A: I didn't say yes to that. The Australian public, who apparently likes me, said yes to that and my damn gag reflex. They saw that the first time and thought 'oh, that's funny, let's keep putting him through torment.' But I thought if I just keep getting stars, they're not going to put me in. I kept getting stars and they kept putting me in, so I didn't know how to deal with that but it was fun. It was good to get out of camp because it felt like a prison at times.
Q: You said Steve Price owes you a few lunches. What's next in your friendship?

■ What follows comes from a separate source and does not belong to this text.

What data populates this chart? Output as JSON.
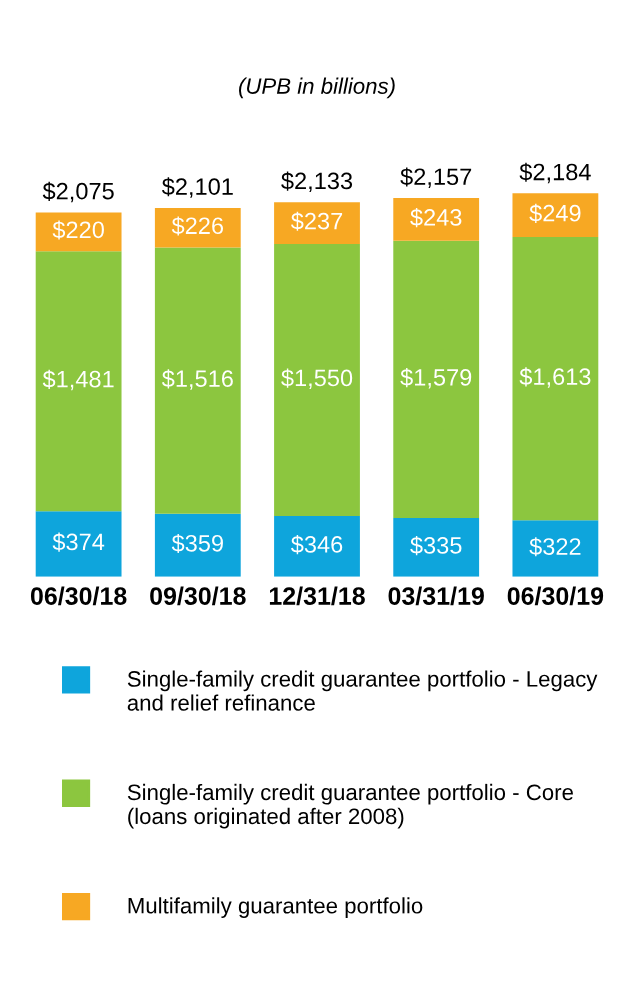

A: Steve and I are staying at a hotel and he very generously — he didn't need to do this — but he paid for an extra night for me and my wife and he tried to not tell me. That kind of guy, he will never say a nice word to my face, but he'll do nice things like that and that's his grumpy-dad way of showing affection. I've got to take him out for lunch. I said I'd cook for him. He said he'd cook for me. It's getting very bromance-y. I don't know if I need to ask him out now. I probably have to speak to his wife to let her know about our relationship. It's getting very intimate. It's very strange. I don't know what my social cred is going to be like after this. Am I going to be more or less liked by people as a result of our friendship? Is he? But it feels right.
Q: Casey Donovan was like a sister to you. How did the relationship develop?

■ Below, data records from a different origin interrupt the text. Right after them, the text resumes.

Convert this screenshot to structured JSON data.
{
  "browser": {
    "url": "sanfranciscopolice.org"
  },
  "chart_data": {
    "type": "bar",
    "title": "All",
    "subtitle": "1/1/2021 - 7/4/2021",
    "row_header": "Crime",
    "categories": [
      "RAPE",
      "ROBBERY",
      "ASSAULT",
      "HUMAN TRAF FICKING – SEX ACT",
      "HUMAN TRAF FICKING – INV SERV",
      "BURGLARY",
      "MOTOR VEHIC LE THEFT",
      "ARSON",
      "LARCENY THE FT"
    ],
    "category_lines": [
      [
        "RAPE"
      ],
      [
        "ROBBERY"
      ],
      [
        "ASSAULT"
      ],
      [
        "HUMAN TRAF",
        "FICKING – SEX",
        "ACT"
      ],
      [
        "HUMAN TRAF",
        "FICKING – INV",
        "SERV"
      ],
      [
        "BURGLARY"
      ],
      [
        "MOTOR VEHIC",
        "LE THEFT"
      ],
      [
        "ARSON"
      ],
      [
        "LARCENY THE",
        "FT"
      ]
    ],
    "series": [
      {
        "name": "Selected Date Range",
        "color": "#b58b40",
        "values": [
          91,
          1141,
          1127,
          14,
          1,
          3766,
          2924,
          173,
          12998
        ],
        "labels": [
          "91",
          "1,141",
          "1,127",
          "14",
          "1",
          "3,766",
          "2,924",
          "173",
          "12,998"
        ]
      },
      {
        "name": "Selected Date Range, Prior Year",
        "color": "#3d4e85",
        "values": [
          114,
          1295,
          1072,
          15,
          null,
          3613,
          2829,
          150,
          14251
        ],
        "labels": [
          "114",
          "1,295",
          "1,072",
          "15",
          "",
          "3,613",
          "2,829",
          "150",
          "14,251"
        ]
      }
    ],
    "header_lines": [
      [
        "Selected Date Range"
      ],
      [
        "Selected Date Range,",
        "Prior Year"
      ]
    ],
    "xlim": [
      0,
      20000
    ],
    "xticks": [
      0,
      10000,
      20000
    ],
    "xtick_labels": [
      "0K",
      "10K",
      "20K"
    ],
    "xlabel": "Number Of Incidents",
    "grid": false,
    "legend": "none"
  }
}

A: Casey and I, I cannot state it enough, she is like one of the most amazing people you'll meet. She's so down to earth and me and her, we just got on immediately. We met each other and we have a very similar sense of humour. We're both just clowns and we danced a lot together, we made up stupid songs together. The back side of her guitar is reflective, and daily, we would talk to each other's reflections. I would be like, 'Hey, Reflective Casey! How are you?' And she'd be like, 'Hey, Reflective Naz! I'm good! How are you?' and we would just have these stupid candid conversations daily to our reflections. It was stupid but we loved it and at one point, Steve had had enough. We were being really loud with our stupid reflective talks and Steve just said, 'Nazeem! Would you just shut the f--- up?' We laughed for like a half and hour after that. I mean, she deserves to take this out. People know her for her singing talent? But she deserves to win this because she's got the biggest heart as well.

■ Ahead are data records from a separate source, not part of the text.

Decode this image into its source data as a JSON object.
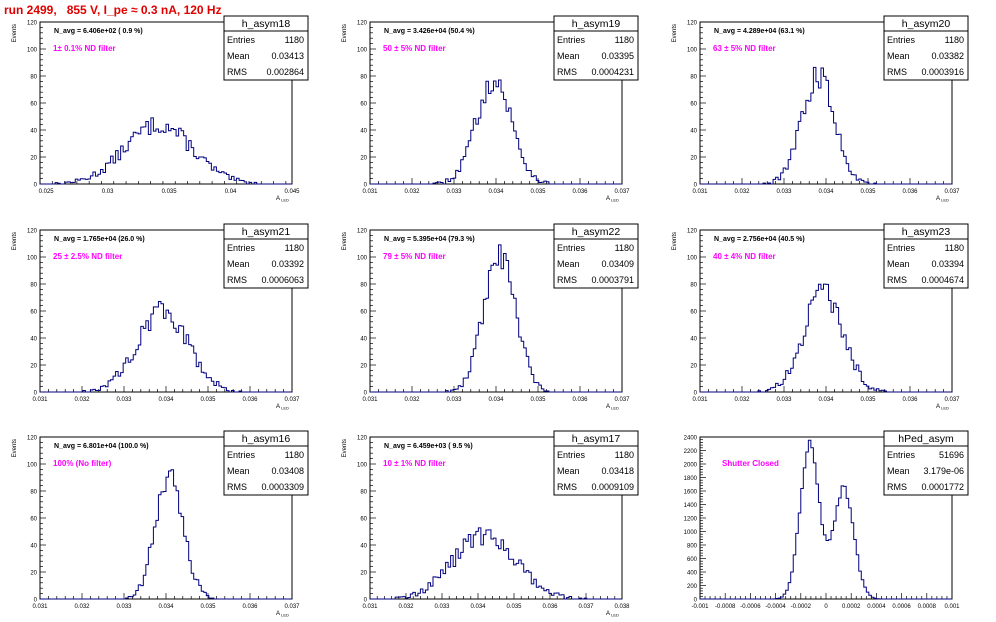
{
  "header": {
    "run_title": "run 2499,   855 V, I_pe ≈ 0.3 nA, 120 Hz"
  },
  "colors": {
    "histogram_line": "#00007f",
    "filter_label": "#ff00ff",
    "title": "#e00000"
  },
  "stat_labels": {
    "entries": "Entries",
    "mean": "Mean",
    "rms": "RMS"
  },
  "chart_data": [
    {
      "type": "histogram",
      "name": "h_asym18",
      "xlim": [
        0.0245,
        0.045
      ],
      "ylim": [
        0,
        120
      ],
      "xticks": [
        0.025,
        0.03,
        0.035,
        0.04,
        0.045
      ],
      "xtick_labels": [
        "0.025",
        "0.03",
        "0.035",
        "0.04",
        "0.045"
      ],
      "yticks": [
        0,
        20,
        40,
        60,
        80,
        100,
        120
      ],
      "ytick_labels": [
        "0",
        "20",
        "40",
        "60",
        "80",
        "100",
        "120"
      ],
      "ylabel": "Events",
      "xlabel": "A",
      "xlabel_sub": "LED",
      "stats": {
        "entries": "1180",
        "mean": "0.03413",
        "rms": "0.002864"
      },
      "n_avg": "N_avg = 6.406e+02 ( 0.9 %)",
      "filter_label": "1± 0.1% ND filter",
      "mode": "wide",
      "center": 0.03413,
      "sigma": 0.002864,
      "peak": 44
    },
    {
      "type": "histogram",
      "name": "h_asym19",
      "xlim": [
        0.031,
        0.037
      ],
      "ylim": [
        0,
        120
      ],
      "xticks": [
        0.031,
        0.032,
        0.033,
        0.034,
        0.035,
        0.036,
        0.037
      ],
      "xtick_labels": [
        "0.031",
        "0.032",
        "0.033",
        "0.034",
        "0.035",
        "0.036",
        "0.037"
      ],
      "yticks": [
        0,
        20,
        40,
        60,
        80,
        100,
        120
      ],
      "ytick_labels": [
        "0",
        "20",
        "40",
        "60",
        "80",
        "100",
        "120"
      ],
      "ylabel": "Events",
      "xlabel": "A",
      "xlabel_sub": "LED",
      "stats": {
        "entries": "1180",
        "mean": "0.03395",
        "rms": "0.0004231"
      },
      "n_avg": "N_avg = 3.426e+04 (50.4 %)",
      "filter_label": "50 ± 5% ND filter",
      "mode": "gauss",
      "center": 0.03395,
      "sigma": 0.0004231,
      "peak": 77
    },
    {
      "type": "histogram",
      "name": "h_asym20",
      "xlim": [
        0.031,
        0.037
      ],
      "ylim": [
        0,
        120
      ],
      "xticks": [
        0.031,
        0.032,
        0.033,
        0.034,
        0.035,
        0.036,
        0.037
      ],
      "xtick_labels": [
        "0.031",
        "0.032",
        "0.033",
        "0.034",
        "0.035",
        "0.036",
        "0.037"
      ],
      "yticks": [
        0,
        20,
        40,
        60,
        80,
        100,
        120
      ],
      "ytick_labels": [
        "0",
        "20",
        "40",
        "60",
        "80",
        "100",
        "120"
      ],
      "ylabel": "Events",
      "xlabel": "A",
      "xlabel_sub": "LED",
      "stats": {
        "entries": "1180",
        "mean": "0.03382",
        "rms": "0.0003916"
      },
      "n_avg": "N_avg = 4.289e+04 (63.1 %)",
      "filter_label": "63 ± 5% ND filter",
      "mode": "gauss",
      "center": 0.03382,
      "sigma": 0.0003916,
      "peak": 80
    },
    {
      "type": "histogram",
      "name": "h_asym21",
      "xlim": [
        0.031,
        0.037
      ],
      "ylim": [
        0,
        120
      ],
      "xticks": [
        0.031,
        0.032,
        0.033,
        0.034,
        0.035,
        0.036,
        0.037
      ],
      "xtick_labels": [
        "0.031",
        "0.032",
        "0.033",
        "0.034",
        "0.035",
        "0.036",
        "0.037"
      ],
      "yticks": [
        0,
        20,
        40,
        60,
        80,
        100,
        120
      ],
      "ytick_labels": [
        "0",
        "20",
        "40",
        "60",
        "80",
        "100",
        "120"
      ],
      "ylabel": "Events",
      "xlabel": "A",
      "xlabel_sub": "LED",
      "stats": {
        "entries": "1180",
        "mean": "0.03392",
        "rms": "0.0006063"
      },
      "n_avg": "N_avg = 1.765e+04 (26.0 %)",
      "filter_label": "25 ± 2.5% ND filter",
      "mode": "gauss",
      "center": 0.03392,
      "sigma": 0.0006063,
      "peak": 60
    },
    {
      "type": "histogram",
      "name": "h_asym22",
      "xlim": [
        0.031,
        0.037
      ],
      "ylim": [
        0,
        120
      ],
      "xticks": [
        0.031,
        0.032,
        0.033,
        0.034,
        0.035,
        0.036,
        0.037
      ],
      "xtick_labels": [
        "0.031",
        "0.032",
        "0.033",
        "0.034",
        "0.035",
        "0.036",
        "0.037"
      ],
      "yticks": [
        0,
        20,
        40,
        60,
        80,
        100,
        120
      ],
      "ytick_labels": [
        "0",
        "20",
        "40",
        "60",
        "80",
        "100",
        "120"
      ],
      "ylabel": "Events",
      "xlabel": "A",
      "xlabel_sub": "LED",
      "stats": {
        "entries": "1180",
        "mean": "0.03409",
        "rms": "0.0003791"
      },
      "n_avg": "N_avg = 5.395e+04 (79.3 %)",
      "filter_label": "79 ± 5% ND filter",
      "mode": "gauss",
      "center": 0.03409,
      "sigma": 0.0003791,
      "peak": 100
    },
    {
      "type": "histogram",
      "name": "h_asym23",
      "xlim": [
        0.031,
        0.037
      ],
      "ylim": [
        0,
        120
      ],
      "xticks": [
        0.031,
        0.032,
        0.033,
        0.034,
        0.035,
        0.036,
        0.037
      ],
      "xtick_labels": [
        "0.031",
        "0.032",
        "0.033",
        "0.034",
        "0.035",
        "0.036",
        "0.037"
      ],
      "yticks": [
        0,
        20,
        40,
        60,
        80,
        100,
        120
      ],
      "ytick_labels": [
        "0",
        "20",
        "40",
        "60",
        "80",
        "100",
        "120"
      ],
      "ylabel": "Events",
      "xlabel": "A",
      "xlabel_sub": "LED",
      "stats": {
        "entries": "1180",
        "mean": "0.03394",
        "rms": "0.0004674"
      },
      "n_avg": "N_avg = 2.756e+04 (40.5 %)",
      "filter_label": "40 ± 4% ND filter",
      "mode": "gauss",
      "center": 0.03394,
      "sigma": 0.0004674,
      "peak": 74
    },
    {
      "type": "histogram",
      "name": "h_asym16",
      "xlim": [
        0.031,
        0.037
      ],
      "ylim": [
        0,
        120
      ],
      "xticks": [
        0.031,
        0.032,
        0.033,
        0.034,
        0.035,
        0.036,
        0.037
      ],
      "xtick_labels": [
        "0.031",
        "0.032",
        "0.033",
        "0.034",
        "0.035",
        "0.036",
        "0.037"
      ],
      "yticks": [
        0,
        20,
        40,
        60,
        80,
        100,
        120
      ],
      "ytick_labels": [
        "0",
        "20",
        "40",
        "60",
        "80",
        "100",
        "120"
      ],
      "ylabel": "Events",
      "xlabel": "A",
      "xlabel_sub": "LED",
      "stats": {
        "entries": "1180",
        "mean": "0.03408",
        "rms": "0.0003309"
      },
      "n_avg": "N_avg = 6.801e+04 (100.0 %)",
      "filter_label": "100% (No filter)",
      "mode": "gauss",
      "center": 0.03408,
      "sigma": 0.0003309,
      "peak": 90
    },
    {
      "type": "histogram",
      "name": "h_asym17",
      "xlim": [
        0.031,
        0.038
      ],
      "ylim": [
        0,
        120
      ],
      "xticks": [
        0.031,
        0.032,
        0.033,
        0.034,
        0.035,
        0.036,
        0.037,
        0.038
      ],
      "xtick_labels": [
        "0.031",
        "0.032",
        "0.033",
        "0.034",
        "0.035",
        "0.036",
        "0.037",
        "0.038"
      ],
      "yticks": [
        0,
        20,
        40,
        60,
        80,
        100,
        120
      ],
      "ytick_labels": [
        "0",
        "20",
        "40",
        "60",
        "80",
        "100",
        "120"
      ],
      "ylabel": "Events",
      "xlabel": "A",
      "xlabel_sub": "LED",
      "stats": {
        "entries": "1180",
        "mean": "0.03418",
        "rms": "0.0009109"
      },
      "n_avg": "N_avg = 6.459e+03 ( 9.5 %)",
      "filter_label": "10 ± 1% ND filter",
      "mode": "wide",
      "center": 0.03418,
      "sigma": 0.0009109,
      "peak": 47
    },
    {
      "type": "histogram",
      "name": "hPed_asym",
      "xlim": [
        -0.001,
        0.001
      ],
      "ylim": [
        0,
        2400
      ],
      "xticks": [
        -0.001,
        -0.0008,
        -0.0006,
        -0.0004,
        -0.0002,
        0,
        0.0002,
        0.0004,
        0.0006,
        0.0008,
        0.001
      ],
      "xtick_labels": [
        "-0.001",
        "-0.0008",
        "-0.0006",
        "-0.0004",
        "-0.0002",
        "0",
        "0.0002",
        "0.0004",
        "0.0006",
        "0.0008",
        "0.001"
      ],
      "yticks": [
        0,
        200,
        400,
        600,
        800,
        1000,
        1200,
        1400,
        1600,
        1800,
        2000,
        2200,
        2400
      ],
      "ytick_labels": [
        "0",
        "200",
        "400",
        "600",
        "800",
        "1000",
        "1200",
        "1400",
        "1600",
        "1800",
        "2000",
        "2200",
        "2400"
      ],
      "ylabel": "",
      "xlabel": "",
      "xlabel_sub": "",
      "stats": {
        "entries": "51696",
        "mean": "3.179e-06",
        "rms": "0.0001772"
      },
      "n_avg": "",
      "filter_label": "Shutter Closed",
      "mode": "double",
      "center": 3.2e-06,
      "sigma": 0.0001772,
      "peak": 2320,
      "peaks": [
        {
          "center": -0.00013,
          "height": 2300,
          "sigma": 7.5e-05
        },
        {
          "center": 0.00014,
          "height": 1640,
          "sigma": 8e-05
        }
      ]
    }
  ]
}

Q: Will you be more scared looking back on what you did than actually having gone through it?
A: I'm not really sure if I'm ready to start watching the episodes because I do weird things with my face and I don't want to see myself sleeping. I feel like a creep watching myself sleeping. I know the whole idea of the show is a creepy thing in and of itself, but I don't want to be involved in that! That's weird.
Q: How does this experience inform your humour or comedy? Like, would you adjust the content of Public Frenemy in any way?
A: I came into here with a comedy show that was half written, so I'll definitely be drawing on my experience in the jungle to fill half my show. I just hope people who have known me from this show, new audience members, are not going to be freaked out by some of my more political comedy that might be a little more aggro because I do like to rant in stand-up. But hopefully they know I'm a nice guy underneath that, but I do like to let off some steam onstage. There will definitely be jokes about most people in camp. I've got a lot of things I'd like to say and I think stand-up is a great medium for that.